Blair Conrad

Cookies, Redirects, and Transcripts - Supercharging urlfetch

LibraryHippo's main function is fetching current library account status for patrons. Since I have no special relationship with any of the libraries involved, LibraryHippo web scrapes the libraries' web interfaces.

The library websites issue cookies and redirects, so I needed to do something to augment the URL Fetch Python API. I wrote a utility class that worked with the urllib2 interface, but that didn't allow me to set the deadline argument, and I wanted to increase its value to 10 seconds. I resigned myself to wiring up a version that used urlfetch, when I found Scott Hillman's URLOpener, which uses cookielib to follow redirects and handle any cookies met along the way.
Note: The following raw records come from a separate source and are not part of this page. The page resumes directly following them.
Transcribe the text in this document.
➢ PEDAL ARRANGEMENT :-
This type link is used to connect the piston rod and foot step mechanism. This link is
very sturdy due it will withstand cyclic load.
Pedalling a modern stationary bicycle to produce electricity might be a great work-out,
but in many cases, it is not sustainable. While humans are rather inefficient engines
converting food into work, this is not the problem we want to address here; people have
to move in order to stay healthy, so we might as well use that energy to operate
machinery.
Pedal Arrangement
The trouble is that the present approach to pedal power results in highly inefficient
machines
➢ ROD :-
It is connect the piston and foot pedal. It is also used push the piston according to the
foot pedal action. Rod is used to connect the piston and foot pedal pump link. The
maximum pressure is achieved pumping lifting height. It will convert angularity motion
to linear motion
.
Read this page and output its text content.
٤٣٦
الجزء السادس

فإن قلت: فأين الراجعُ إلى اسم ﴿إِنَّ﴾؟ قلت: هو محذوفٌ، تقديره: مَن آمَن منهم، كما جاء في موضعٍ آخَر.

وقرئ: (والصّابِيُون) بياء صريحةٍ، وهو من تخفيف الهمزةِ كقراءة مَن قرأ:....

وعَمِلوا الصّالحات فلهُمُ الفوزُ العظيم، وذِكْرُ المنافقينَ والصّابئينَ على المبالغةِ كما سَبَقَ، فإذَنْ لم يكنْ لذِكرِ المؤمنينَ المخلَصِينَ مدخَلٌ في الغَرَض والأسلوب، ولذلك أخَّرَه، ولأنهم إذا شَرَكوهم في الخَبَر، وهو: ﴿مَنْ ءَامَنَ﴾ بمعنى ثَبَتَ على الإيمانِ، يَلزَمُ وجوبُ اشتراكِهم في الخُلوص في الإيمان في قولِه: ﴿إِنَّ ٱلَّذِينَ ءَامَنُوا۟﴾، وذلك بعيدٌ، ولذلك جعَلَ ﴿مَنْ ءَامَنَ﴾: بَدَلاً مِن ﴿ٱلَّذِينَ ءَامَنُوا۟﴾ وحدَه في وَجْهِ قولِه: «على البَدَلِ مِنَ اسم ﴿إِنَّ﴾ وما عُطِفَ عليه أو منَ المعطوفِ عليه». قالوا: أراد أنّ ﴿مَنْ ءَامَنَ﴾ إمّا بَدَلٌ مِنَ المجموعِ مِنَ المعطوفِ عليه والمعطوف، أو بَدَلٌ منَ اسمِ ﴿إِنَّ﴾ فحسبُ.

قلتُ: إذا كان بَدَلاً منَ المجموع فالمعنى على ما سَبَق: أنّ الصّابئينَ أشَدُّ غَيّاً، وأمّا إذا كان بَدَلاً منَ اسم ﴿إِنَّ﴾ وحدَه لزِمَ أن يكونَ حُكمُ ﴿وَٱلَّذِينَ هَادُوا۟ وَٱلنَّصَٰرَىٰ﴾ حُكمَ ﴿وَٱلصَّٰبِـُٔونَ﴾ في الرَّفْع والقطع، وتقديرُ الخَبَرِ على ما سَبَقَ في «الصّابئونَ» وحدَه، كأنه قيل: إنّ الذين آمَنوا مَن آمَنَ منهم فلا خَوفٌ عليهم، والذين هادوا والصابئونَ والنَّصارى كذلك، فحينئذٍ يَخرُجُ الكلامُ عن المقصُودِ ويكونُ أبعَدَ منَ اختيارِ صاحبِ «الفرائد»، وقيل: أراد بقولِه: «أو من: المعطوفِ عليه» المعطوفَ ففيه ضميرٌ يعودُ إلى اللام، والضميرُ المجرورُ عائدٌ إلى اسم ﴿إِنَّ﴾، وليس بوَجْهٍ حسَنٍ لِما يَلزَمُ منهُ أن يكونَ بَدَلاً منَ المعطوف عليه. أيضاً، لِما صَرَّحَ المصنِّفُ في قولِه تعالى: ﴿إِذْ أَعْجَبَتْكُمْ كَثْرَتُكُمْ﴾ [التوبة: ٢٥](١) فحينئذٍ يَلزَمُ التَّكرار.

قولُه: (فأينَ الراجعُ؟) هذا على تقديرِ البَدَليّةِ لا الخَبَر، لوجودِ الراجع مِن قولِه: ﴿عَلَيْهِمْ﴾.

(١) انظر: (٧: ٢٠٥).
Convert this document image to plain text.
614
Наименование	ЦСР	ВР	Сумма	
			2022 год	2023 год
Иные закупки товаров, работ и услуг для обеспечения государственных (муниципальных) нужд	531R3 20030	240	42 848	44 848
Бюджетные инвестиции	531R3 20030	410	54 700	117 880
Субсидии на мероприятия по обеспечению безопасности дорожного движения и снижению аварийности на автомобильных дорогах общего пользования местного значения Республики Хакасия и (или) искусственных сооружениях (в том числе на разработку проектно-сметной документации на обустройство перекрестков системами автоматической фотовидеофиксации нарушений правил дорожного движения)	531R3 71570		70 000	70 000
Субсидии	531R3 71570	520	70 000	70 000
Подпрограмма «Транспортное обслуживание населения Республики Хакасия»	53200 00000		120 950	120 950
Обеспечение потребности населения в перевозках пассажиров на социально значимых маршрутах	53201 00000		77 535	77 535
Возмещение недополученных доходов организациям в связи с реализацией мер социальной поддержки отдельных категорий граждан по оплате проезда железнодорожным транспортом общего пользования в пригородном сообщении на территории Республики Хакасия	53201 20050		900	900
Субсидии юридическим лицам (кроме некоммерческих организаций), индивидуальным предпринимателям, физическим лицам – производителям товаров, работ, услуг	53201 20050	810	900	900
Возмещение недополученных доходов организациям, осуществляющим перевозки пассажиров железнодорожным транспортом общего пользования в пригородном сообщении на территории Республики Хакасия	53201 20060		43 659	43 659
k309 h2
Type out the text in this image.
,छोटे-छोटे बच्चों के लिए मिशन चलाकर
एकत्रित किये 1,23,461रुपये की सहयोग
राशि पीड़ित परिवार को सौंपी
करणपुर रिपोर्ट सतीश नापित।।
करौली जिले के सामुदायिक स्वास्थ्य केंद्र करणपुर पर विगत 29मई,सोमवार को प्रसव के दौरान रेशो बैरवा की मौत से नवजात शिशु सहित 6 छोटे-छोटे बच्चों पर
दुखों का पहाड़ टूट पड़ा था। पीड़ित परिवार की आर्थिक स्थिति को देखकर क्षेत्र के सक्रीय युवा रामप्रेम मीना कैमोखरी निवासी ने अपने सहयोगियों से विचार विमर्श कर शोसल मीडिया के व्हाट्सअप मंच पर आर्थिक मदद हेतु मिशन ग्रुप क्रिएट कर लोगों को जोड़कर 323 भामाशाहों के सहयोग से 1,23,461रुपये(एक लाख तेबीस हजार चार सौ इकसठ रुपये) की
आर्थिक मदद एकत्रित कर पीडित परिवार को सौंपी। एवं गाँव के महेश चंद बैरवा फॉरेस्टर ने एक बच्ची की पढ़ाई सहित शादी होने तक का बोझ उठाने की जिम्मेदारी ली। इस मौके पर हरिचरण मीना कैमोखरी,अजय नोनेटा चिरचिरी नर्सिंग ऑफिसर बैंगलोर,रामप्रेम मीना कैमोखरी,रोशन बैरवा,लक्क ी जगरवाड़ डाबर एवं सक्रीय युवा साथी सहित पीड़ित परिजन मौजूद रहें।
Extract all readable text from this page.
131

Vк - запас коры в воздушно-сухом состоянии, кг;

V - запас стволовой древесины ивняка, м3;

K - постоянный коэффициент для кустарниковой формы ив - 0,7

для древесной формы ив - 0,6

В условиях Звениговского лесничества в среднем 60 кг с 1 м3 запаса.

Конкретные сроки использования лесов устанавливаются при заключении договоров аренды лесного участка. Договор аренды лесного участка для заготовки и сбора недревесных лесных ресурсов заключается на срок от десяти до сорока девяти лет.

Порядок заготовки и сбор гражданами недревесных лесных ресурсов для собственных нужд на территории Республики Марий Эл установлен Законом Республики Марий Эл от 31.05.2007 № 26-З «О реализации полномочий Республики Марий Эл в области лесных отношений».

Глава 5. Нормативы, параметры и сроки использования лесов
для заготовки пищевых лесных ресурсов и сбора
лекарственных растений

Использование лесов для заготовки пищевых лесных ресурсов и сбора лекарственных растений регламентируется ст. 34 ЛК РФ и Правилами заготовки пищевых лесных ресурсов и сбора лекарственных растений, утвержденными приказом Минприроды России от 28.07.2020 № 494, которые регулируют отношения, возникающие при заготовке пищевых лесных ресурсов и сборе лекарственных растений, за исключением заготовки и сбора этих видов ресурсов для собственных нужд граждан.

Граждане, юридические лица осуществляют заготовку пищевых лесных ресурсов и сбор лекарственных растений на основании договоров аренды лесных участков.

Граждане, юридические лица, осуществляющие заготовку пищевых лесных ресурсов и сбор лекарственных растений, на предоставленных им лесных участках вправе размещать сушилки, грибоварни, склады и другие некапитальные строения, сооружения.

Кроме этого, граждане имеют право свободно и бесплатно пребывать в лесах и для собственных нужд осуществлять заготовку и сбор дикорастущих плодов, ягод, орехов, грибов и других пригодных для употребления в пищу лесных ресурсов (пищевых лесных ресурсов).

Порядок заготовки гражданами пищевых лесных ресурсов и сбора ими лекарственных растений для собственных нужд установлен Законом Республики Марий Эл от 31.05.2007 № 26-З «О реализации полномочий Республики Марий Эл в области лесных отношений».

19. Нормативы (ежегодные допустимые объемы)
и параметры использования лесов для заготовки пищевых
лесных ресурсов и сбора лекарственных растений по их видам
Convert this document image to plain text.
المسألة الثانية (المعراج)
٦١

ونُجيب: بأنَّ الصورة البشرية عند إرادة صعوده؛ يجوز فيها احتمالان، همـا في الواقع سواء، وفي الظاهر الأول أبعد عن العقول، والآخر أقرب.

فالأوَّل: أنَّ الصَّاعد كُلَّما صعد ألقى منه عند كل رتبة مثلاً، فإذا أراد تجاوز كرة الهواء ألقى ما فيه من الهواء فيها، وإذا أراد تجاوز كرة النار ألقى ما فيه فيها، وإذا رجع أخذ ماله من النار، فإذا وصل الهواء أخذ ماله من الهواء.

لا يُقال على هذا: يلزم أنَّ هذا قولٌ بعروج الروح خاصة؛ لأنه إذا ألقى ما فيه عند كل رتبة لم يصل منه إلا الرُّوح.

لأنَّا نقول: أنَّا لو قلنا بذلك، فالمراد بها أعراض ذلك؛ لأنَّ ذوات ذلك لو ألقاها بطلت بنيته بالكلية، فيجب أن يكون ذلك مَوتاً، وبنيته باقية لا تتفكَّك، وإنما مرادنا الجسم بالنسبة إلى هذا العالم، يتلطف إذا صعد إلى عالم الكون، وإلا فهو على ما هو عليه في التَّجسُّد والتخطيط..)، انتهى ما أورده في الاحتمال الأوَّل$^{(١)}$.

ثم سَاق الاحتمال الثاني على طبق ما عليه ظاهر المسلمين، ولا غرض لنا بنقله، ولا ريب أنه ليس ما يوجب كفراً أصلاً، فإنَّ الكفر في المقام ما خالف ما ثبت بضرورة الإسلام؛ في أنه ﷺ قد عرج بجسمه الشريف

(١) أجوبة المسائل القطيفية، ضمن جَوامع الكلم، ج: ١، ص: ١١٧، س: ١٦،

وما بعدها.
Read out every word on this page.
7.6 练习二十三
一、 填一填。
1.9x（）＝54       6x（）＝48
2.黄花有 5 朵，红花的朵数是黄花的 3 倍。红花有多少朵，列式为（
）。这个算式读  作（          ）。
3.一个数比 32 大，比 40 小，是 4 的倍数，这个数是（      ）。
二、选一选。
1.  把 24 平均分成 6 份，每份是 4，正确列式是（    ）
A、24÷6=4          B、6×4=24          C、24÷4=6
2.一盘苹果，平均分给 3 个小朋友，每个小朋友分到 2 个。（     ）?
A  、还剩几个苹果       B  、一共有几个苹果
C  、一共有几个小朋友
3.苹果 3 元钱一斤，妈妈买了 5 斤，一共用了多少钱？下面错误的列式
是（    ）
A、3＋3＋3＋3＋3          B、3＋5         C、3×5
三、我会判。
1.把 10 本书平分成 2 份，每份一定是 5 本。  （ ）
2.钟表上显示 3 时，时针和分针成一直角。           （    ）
URLOpener looked like it would work for me, with a few tweaks - it didn't support relative URLs in redirects, it doesn't allow one to specify headers in requests, and it lacked one feature that I really wanted - a transcript.

Why a transcript?

The libraries don't provide a spec for their output, so I built the web scraper by trial and error, sometimes putting books on hold or taking them out just to get test data. Every once in a while something comes up that I haven't coded for and the application breaks. In these cases, I can't rely on the problem being reproducible, since the patron could've returned (or picked up) the item whose record was troublesome or some other library state might've changed. I need to know what the web site looked like when the problem occurred, and since the ultimate cause might be several pages back, I need a history.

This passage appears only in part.